The problem with protesting international conventions – like the protests being planned for the upcoming climate change convention in Paris – is that by that point it is likely to be too late to influence things. International bodies such as the United Nations Framework Convention on Climate Change have little power beyond forming a basis for countries to negotiate between themselves. The famous Kyoto Protocol has been entered and exited by Canada without much consequence and similar moves were considered by other countries. Dropping out may lose them credibility with other countries, but that’s back to being a national issue.
Likewise, the United States, a major contributor to greenhouse gas emissions had signed but not ratified the Kyoto Protocol meaning that while the Kyoto Protocol was in effect it did not include a major contributor to the cause of climate change. To try to tempt the United States to ratify, the negotiations were watered down for everyone. The Kyoto Protocol ended up being a minor stepping stone, but without further international commitments our next step may drown us.
Social movements need to target key countries because they affect negotiations the most and without them curbing climate change seems to be impossible. China is now the number one greenhouse gas emitter so it needs to step up, but it also feels it deserves the right to have economic growth – which at this point still means burning fossil fuels. Canada has walked out on Kyoto as it surpassed its emissions target by a wide margin. They need to be forced back to the table. Japan is also very hesitant about signing up to emissions reduction targets and Russia only signed up to Kyoto because it was given significant leeway with its own target (as well as support to join the WTO).
All of these countries need to become serious players in pushing for emissions reductions but there’s not enough immediate incentive to do so.
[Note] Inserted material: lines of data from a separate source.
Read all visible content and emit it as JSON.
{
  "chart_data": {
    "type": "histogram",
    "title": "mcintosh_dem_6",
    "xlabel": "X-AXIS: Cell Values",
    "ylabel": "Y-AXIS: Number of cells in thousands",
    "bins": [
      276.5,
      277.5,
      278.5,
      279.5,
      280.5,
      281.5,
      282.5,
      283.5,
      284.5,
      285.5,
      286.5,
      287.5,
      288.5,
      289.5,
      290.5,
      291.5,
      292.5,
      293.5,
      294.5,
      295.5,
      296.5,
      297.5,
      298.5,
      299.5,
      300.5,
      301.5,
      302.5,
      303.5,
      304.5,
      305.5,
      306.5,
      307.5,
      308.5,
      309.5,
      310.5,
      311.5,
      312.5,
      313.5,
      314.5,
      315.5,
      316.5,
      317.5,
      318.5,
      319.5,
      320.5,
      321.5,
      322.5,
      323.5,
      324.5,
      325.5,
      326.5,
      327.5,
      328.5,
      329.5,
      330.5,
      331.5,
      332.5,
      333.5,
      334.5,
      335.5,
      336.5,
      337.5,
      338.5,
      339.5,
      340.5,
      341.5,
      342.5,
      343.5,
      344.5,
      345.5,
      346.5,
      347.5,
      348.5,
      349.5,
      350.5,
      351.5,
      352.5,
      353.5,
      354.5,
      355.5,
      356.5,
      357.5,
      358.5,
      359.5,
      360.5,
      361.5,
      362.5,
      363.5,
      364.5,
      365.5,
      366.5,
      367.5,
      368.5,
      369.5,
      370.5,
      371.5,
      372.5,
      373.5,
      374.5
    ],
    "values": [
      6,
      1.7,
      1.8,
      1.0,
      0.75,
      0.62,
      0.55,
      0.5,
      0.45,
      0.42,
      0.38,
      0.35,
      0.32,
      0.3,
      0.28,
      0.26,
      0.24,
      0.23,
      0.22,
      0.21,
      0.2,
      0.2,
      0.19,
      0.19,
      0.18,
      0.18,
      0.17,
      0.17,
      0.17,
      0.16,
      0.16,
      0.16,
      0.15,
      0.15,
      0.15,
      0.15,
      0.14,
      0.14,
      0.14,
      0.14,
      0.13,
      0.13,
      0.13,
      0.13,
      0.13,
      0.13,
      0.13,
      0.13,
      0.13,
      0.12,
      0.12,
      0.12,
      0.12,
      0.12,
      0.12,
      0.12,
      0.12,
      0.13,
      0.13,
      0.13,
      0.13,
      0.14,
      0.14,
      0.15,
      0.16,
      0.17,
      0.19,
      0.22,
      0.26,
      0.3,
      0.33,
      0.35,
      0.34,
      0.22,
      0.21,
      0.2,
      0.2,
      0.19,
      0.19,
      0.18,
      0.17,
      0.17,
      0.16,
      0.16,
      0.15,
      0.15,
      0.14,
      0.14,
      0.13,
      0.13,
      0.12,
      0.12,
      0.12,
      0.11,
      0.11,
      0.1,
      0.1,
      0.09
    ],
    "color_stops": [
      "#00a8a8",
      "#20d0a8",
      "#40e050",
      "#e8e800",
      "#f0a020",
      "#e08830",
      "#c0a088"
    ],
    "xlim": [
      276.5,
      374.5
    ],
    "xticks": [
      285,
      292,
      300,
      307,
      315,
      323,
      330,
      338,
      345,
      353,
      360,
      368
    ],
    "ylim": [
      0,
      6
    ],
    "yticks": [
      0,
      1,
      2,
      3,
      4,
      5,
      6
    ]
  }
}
While the effects of climate change are already occurring, they hit the poorest the most. Rich countries can adapt to some of the climatic changes while poor countries are already suffering from droughts, floods, and famines despite the fact they contribute the least when it comes to emissions.
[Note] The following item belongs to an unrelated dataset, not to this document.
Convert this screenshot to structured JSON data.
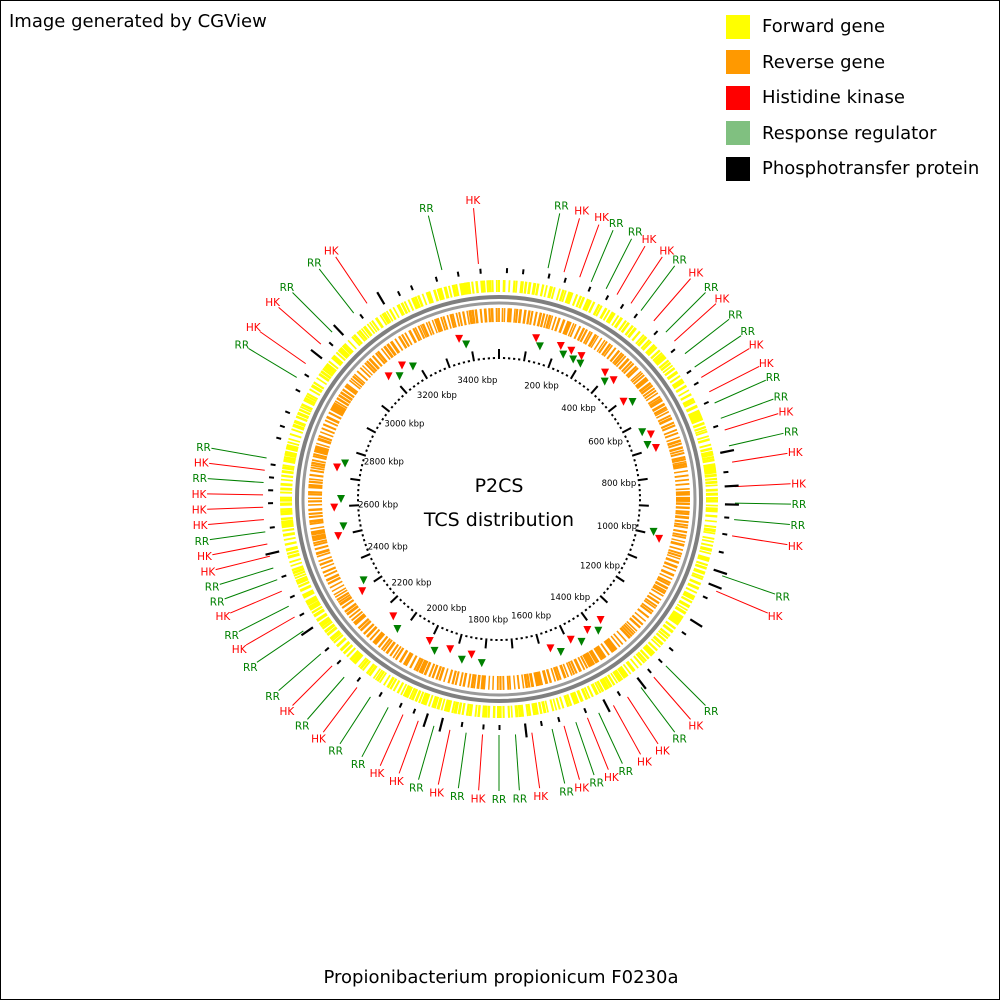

Protests, demonstrations, large-scale campaigns and smaller-scale community organizing: these can be the forces that put pressure on these countries. Movements can sway votes. They can increase costs to countries that do not play ball. They can threaten the seats of elected officials. They can create change. And it has already been done in the UK.
The new book, “Climate Change and Social Movements: Civil Society and the Development of National Climate Change Policy,” shows that while the United Kingdom was already acknowledging the problem of climate change it had failed to do much about the countries own emissions until the climate change movement stepped in.
As the book notes, Prime Minister Margaret Thatcher (of all people) was the first world leader to talk about climate change but her record on the environment was anything but stellar. At the time the UK was known as ‘the dirty man of Europe’. When Tony Blair became prime minister he took up the issue of climate change when it came to international dialogue but it was not until the climate change movement pressured him to act did he really do much about it.
In 2005, Friends of the Earth organized a massive campaign: The Big Ask. They called on the government to legislate 80 percent reductions to greenhouse gas emissions by 2050. This was indeed a big ask and it required participation of thousands of people before the government agreed to introduce their own legislation. That was not the end. The government’s draft of the legislation was weaker than the campaign had hoped. It only promised a 60 percent reduction. It took additional campaigning with added public pressure before the government decided to leave it up to a panel of independent experts who also recommended the 80% figure.
But that was not all. Despite agreeing to the legislation, the government wanted to approve the construction of a new runway at the hub airport in London, Heathrow. This third runway would have meant increased emissions from aviation. Again, campaigners came together to stop the initiative. While local community members fought to stop the destruction of their local area to make room for more air and noise pollution, climate activists set up an outdoor camp which served as a central location for organizing actions. The campaign led to a huge amount of media attention and the major political parties decided to back away from their plans to approve the airport’s expansion so as not to lose votes in the upcoming election.
The lessons that can be drawn from the book can be applied to other national efforts to influence the political decisions of major emitting countries. But it is not enough to simply show up during the international negotiations. At the end of the day the power is still found at the level of countries, not in international conventions.